Para esto es que necesitamos una medida única y universal monetaria para la economía, así como existe el metro, el kilo, el litro…

Y por supuesto que en esta tarea hay que incorporar todo el desarrollo intelectual que la humanidad ha acumulado, llevando al plano de la planificación estratégica de todo esto, todos los antecedentes democráticos que se han ido conquistando.

¿Es esto posible, o es solo un sueño irrealizable?, nosotros creemos basados en las mejores tradiciones que sí, que es posible, para lo cual es necesario poner manos a la obra, cuya tarea fundamental es la voluntad política que lo lleve adelante. No puede haber hoy ninguna organización social, política, religiosa que omita expresarse sobre esto, y a partir de allí todo es válido en propuestas que auguren un desarrollo del aparato productivo.

Ya no son más posibles planes nacionales, regionales e incluso continentales solamente, si estos no están supeditados a un interés humano universal. No ignoramos la existencia de políticas económicas nacionales e incluso continentales por parte de intereses particulares de sectores, en proyectos que no tienen posibilidades reales de desarrollo en el espacio en pugna en que actúan los conglomerados empresariales multinacionales que gobiernan realmente el mundo.

En el Uruguay los ejemplos son tremendos, y no sólo producto de una forma de hacer política que al país le viene haciendo daño desde hace mucho tiempo (desde que el batllismo desaparecido su creador perdió su rumbo, como certeramente lo analizaba el Dr. Carlos Quijano desde los editoriales económicos de «Marcha»), y porque además las propias multinacionales las conducen al fracaso. Usan y luego tiran aunque se trate de gobiernos y de realidades sociales que abarcan a millones de seres humanos. Es parte también de lo que analizamos, es la lógica que conduce a extender la guerra.

El espacio para desarrollar en avance la política económica que hoy necesitamos es el planeta todo, y necesariamente se van a solapar dos modos de producción uno ayudado a morir y otro ayudado a nacer.

Esto de ninguna manera significa borrar las nacionalidades –incluso, entre otras, las creencias religiosas–, por el contrario supone poner éstas al servicio del bien común, cambiando radicalmente lo que hoy se hace de ponerlas unos contra otras en beneficio de las políticas de la guerra.

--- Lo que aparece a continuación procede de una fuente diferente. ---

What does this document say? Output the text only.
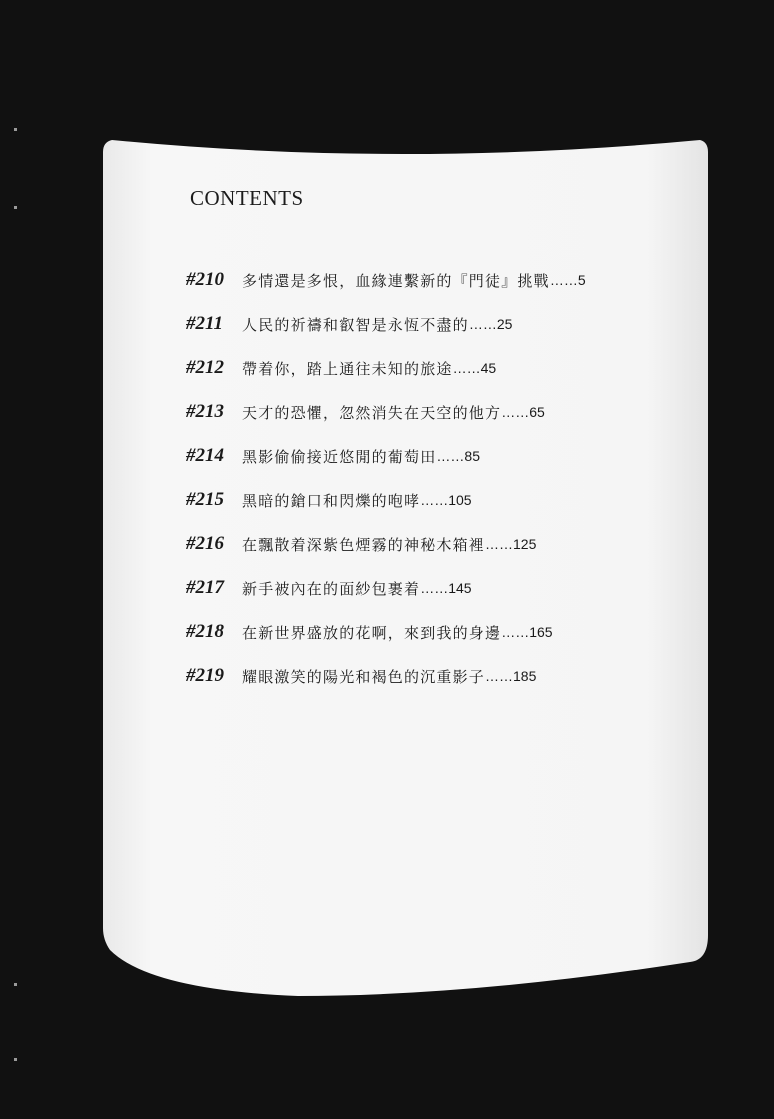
CONTENTS
#210	多情還是多恨，血緣連繫新的『門徒』挑戰 …… 5
#211	人民的祈禱和叡智是永恆不盡的 …… 25
#212	帶着你，踏上通往未知的旅途 …… 45
#213	天才的恐懼，忽然消失在天空的他方 …… 65
#214	黑影偷偷接近悠閒的葡萄田 …… 85
#215	黑暗的鎗口和閃爍的咆哮 …… 105
#216	在飄散着深紫色煙霧的神秘木箱裡 …… 125
#217	新手被內在的面紗包裹着 …… 145
#218	在新世界盛放的花啊，來到我的身邊 …… 165
#219	耀眼激笑的陽光和褐色的沉重影子 …… 185
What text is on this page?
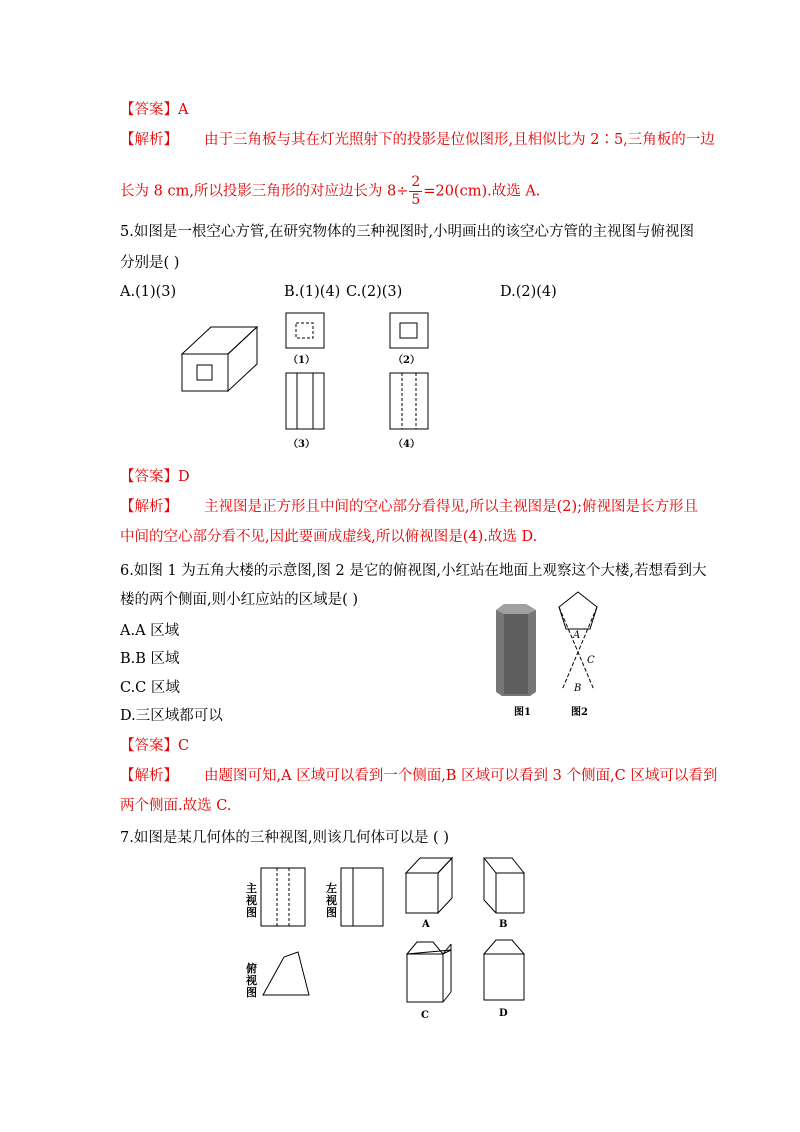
【答案】A
【解析】 由于三角板与其在灯光照射下的投影是位似图形,且相似比为 2∶5,三角板的一边
长为 8 cm,所以投影三角形的对应边长为 $8\div \frac{2}{5} =20(cm)$.故选 A.
5.如图是一根空心方管,在研究物体的三种视图时,小明画出的该空心方管的主视图与俯视图
分别是( )
A.(1)(3)	B.(1)(4) C.(2)(3)	D.(2)(4)
（1）	（2）
（3）	（4）
【答案】D
【解析】 主视图是正方形且中间的空心部分看得见,所以主视图是(2);俯视图是长方形且
中间的空心部分看不见,因此要画成虚线,所以俯视图是(4).故选 D.
6.如图 1 为五角大楼的示意图,图 2 是它的俯视图,小红站在地面上观察这个大楼,若想看到大
楼的两个侧面,则小红应站的区域是( )
A.A 区域
B.B 区域
C.C 区域
D.三区域都可以	图1
A
C
B
图2
【答案】C
【解析】 由题图可知,A 区域可以看到一个侧面,B 区域可以看到 3 个侧面,C 区域可以看到
两个侧面.故选 C.
7.如图是某几何体的三种视图,则该几何体可以是 ( )
主视图
左视图
俯视图
A	B
C	D
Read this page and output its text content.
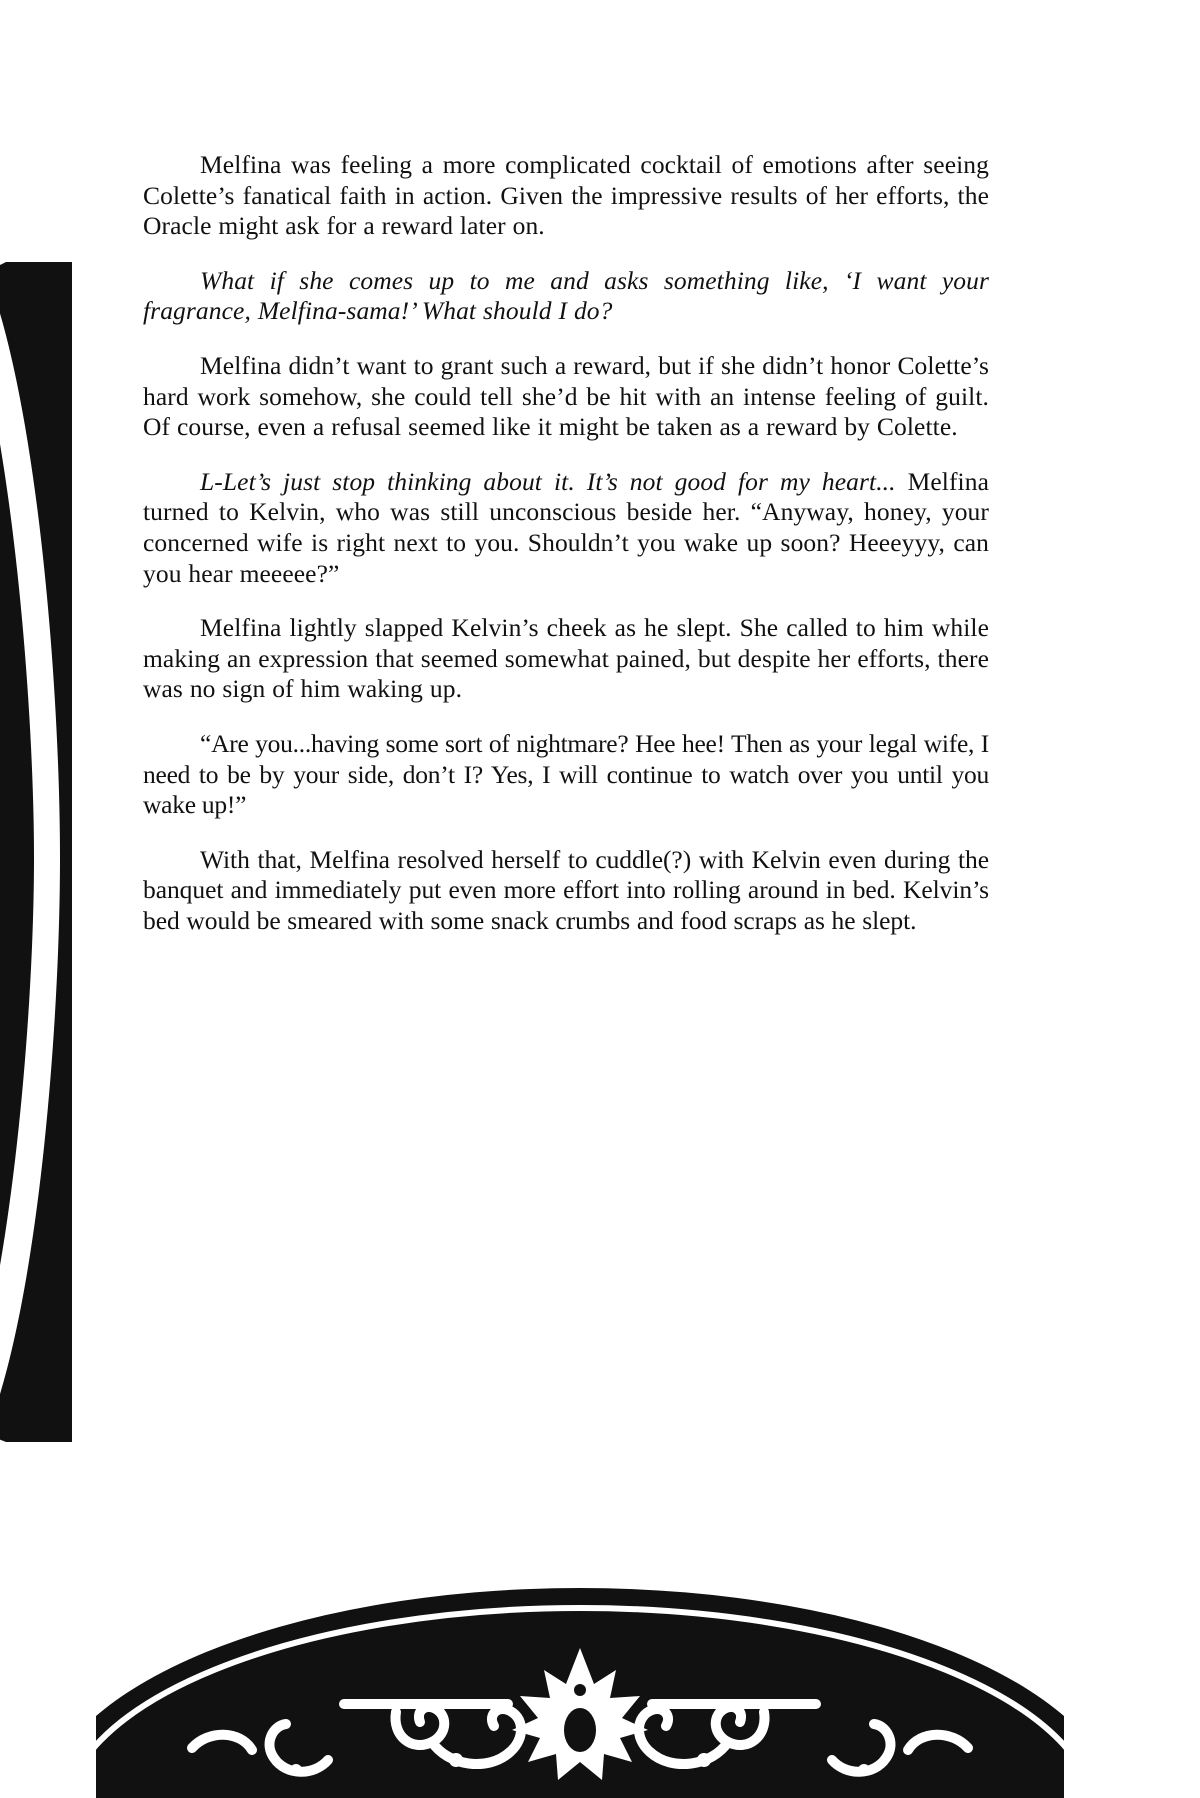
Melfina was feeling a more complicated cocktail of emotions after seeing Colette’s fanatical faith in action. Given the impressive results of her efforts, the Oracle might ask for a reward later on.

What if she comes up to me and asks something like, ‘I want your fragrance, Melfina-sama!’ What should I do?

Melfina didn’t want to grant such a reward, but if she didn’t honor Colette’s hard work somehow, she could tell she’d be hit with an intense feeling of guilt. Of course, even a refusal seemed like it might be taken as a reward by Colette.

L-Let’s just stop thinking about it. It’s not good for my heart... Melfina turned to Kelvin, who was still unconscious beside her. “Anyway, honey, your concerned wife is right next to you. Shouldn’t you wake up soon? Heeeyyy, can you hear meeeee?”

Melfina lightly slapped Kelvin’s cheek as he slept. She called to him while making an expression that seemed somewhat pained, but despite her efforts, there was no sign of him waking up.

“Are you...having some sort of nightmare? Hee hee! Then as your legal wife, I need to be by your side, don’t I? Yes, I will continue to watch over you until you wake up!”

With that, Melfina resolved herself to cuddle(?) with Kelvin even during the banquet and immediately put even more effort into rolling around in bed. Kelvin’s bed would be smeared with some snack crumbs and food scraps as he slept.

Allá por 1848, Marx y Engels cerraban su magistral Manifiesto del Partido Comunista con la frase: «¡Proletarios de todos los Países, uníos!».

Sería terrible para la especie humana si hoy, 170 años después, no diéramos respuesta a este llamado en el que hoy se parte de la necesidad no ya de programas nacionales sino de un programa universal que ponga en manos de la gente el destino democrático de la humanidad.

Por supuesto, que debo pensar que muchos de mis lectores no aceptan el programa y el camino que propongo para estas ideas, lo mínimo que pido es que se debatan y que si estoy equivocado lo demuestren y propongan para el bien de todos un camino mejor.

Mejorar individualmente al ser humano, siempre es una tarea loable y es en definitiva una finalidad social, insuficiente si de mejorar la sociedad se trata, pues ésta requiere en su crisis de desarrollo, de medidas asumidas universalmente, giro en la gobernanza mundial con dos herramientas centrales: la moneda y los impuestos, lo que llamamos la tarea de ayudar a morir en paz a la predominancia del modo de producción capitalista, conquistar la democracia en las relaciones económicas del mundo.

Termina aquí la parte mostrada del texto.